Soccer Mommy singles chronology
| "Last Girl" (2017) | "Your Dog" (2018) | "Cool" (2018) |

= Your Dog =

2018 Soccer Mommy song

"Your Dog" is a song recorded by American singer-songwriter Sophie Allison, under the moniker Soccer Mommy. The song was released on January 9, 2018 through Fat Possum Records, as the lead single from her debut studio album Clean.

==Background==
Allison wrote the song at the conclusion of a relationship. She considered herself in a "pathetic" place when writing the song, hopeful to be stronger but finding it difficult to do so. Allison said the song is about the feeling of being "paralyzed" and being used in a relationship. She explained, "The song and the video are meant to show someone breaking away and taking action, but at the same time, it's only a quick burst of motivation. It's a moment of strength amidst a long period of weakness."

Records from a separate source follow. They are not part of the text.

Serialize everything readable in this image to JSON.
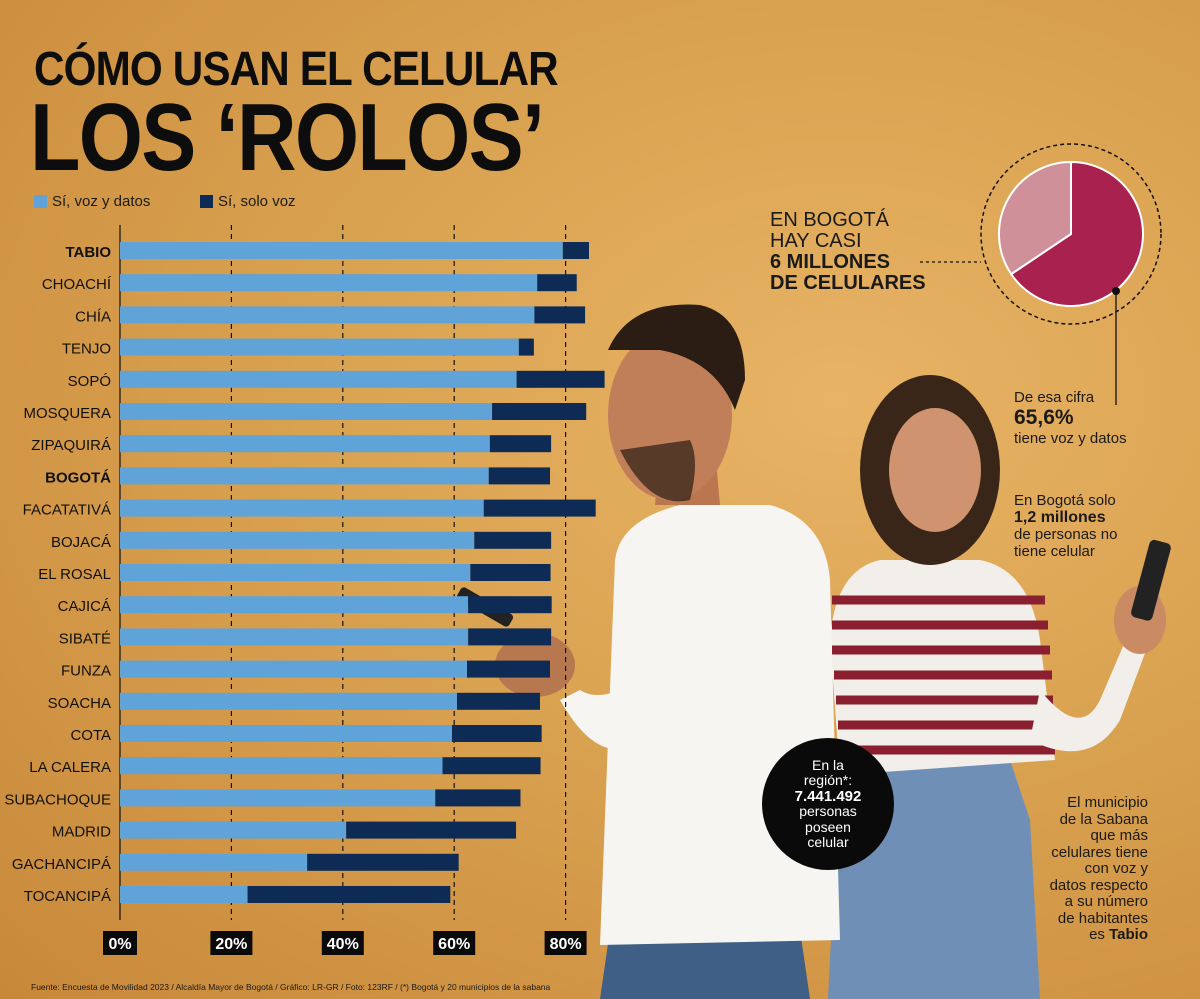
{
  "header": {
    "title_line1": "CÓMO USAN EL CELULAR",
    "title_line2": "LOS ‘ROLOS’"
  },
  "legend": {
    "voz_datos": "Sí, voz y datos",
    "solo_voz": "Sí, solo voz"
  },
  "colors": {
    "voz_datos": "#5fa3d8",
    "solo_voz": "#0d2b55",
    "pie_main": "#a8214f",
    "pie_rest": "#d0909a",
    "gridline": "#111111"
  },
  "chart_data": {
    "type": "bar",
    "orientation": "horizontal",
    "stacked": true,
    "categories": [
      "TABIO",
      "CHOACHÍ",
      "CHÍA",
      "TENJO",
      "SOPÓ",
      "MOSQUERA",
      "ZIPAQUIRÁ",
      "BOGOTÁ",
      "FACATATIVÁ",
      "BOJACÁ",
      "EL ROSAL",
      "CAJICÁ",
      "SIBATÉ",
      "FUNZA",
      "SOACHA",
      "COTA",
      "LA CALERA",
      "SUBACHOQUE",
      "MADRID",
      "GACHANCIPÁ",
      "TOCANCIPÁ"
    ],
    "bold_categories": [
      "TABIO",
      "BOGOTÁ"
    ],
    "series": [
      {
        "name": "Sí, voz y datos",
        "values": [
          79.5,
          74.9,
          74.4,
          71.6,
          71.2,
          66.8,
          66.4,
          66.2,
          65.3,
          63.6,
          62.9,
          62.5,
          62.5,
          62.3,
          60.5,
          59.6,
          57.9,
          56.6,
          40.6,
          33.6,
          22.9
        ]
      },
      {
        "name": "Sí, solo voz",
        "values": [
          4.7,
          7.1,
          9.1,
          2.7,
          15.8,
          16.9,
          11.0,
          11.0,
          20.1,
          13.8,
          14.4,
          15.0,
          14.9,
          14.9,
          14.9,
          16.1,
          17.6,
          15.3,
          30.5,
          27.2,
          36.4
        ]
      }
    ],
    "xlim": [
      0,
      85
    ],
    "ticks": [
      "0%",
      "20%",
      "40%",
      "60%",
      "80%"
    ],
    "tick_values": [
      0,
      20,
      40,
      60,
      80
    ],
    "pie": {
      "values": [
        65.6,
        34.4
      ]
    }
  },
  "bogota": {
    "line1": "EN BOGOTÁ",
    "line2": "HAY CASI",
    "line3": "6 MILLONES",
    "line4": "DE CELULARES"
  },
  "cifra": {
    "line1": "De esa cifra",
    "pct": "65,6%",
    "line2": "tiene voz y datos"
  },
  "sin_celular": {
    "line1": "En Bogotá solo",
    "num": "1,2  millones",
    "line2": "de personas no",
    "line3": "tiene celular"
  },
  "region": {
    "line1": "En la",
    "line2": "región*:",
    "num": "7.441.492",
    "line3": "personas",
    "line4": "poseen",
    "line5": "celular"
  },
  "tabio_note": {
    "line1": "El municipio",
    "line2": "de la Sabana",
    "line3": "que más",
    "line4": "celulares tiene",
    "line5": "con voz y",
    "line6": "datos respecto",
    "line7": "a su número",
    "line8": "de habitantes",
    "line9_pre": "es ",
    "line9_bold": "Tabio"
  },
  "source": "Fuente: Encuesta de Movilidad 2023 / Alcaldía Mayor de Bogotá / Gráfico: LR-GR / Foto: 123RF / (*) Bogotá y 20 municipios de la sabana"
}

The song's music video, directed by Weird Life, has been described by Mike Katzif of NPR as a "bleakly humorous horror flick illustrating the sudden, heartbreaking ending of a relationship which had long since soured."

==Critical reception==
NPR's Katzif extolled the tune as an "anthem suited for these times. It's a song reclaiming agency and identity taken by another other person's condescension, control and abuse." Olivia Horn at Pitchfork too labeled it an "emboldened anthem," complimenting its "charming, twisted guitar riffs" and "breathy multi-tracked vocals." Dave Simpson at The Guardian praised its "vivid, startling lyrics."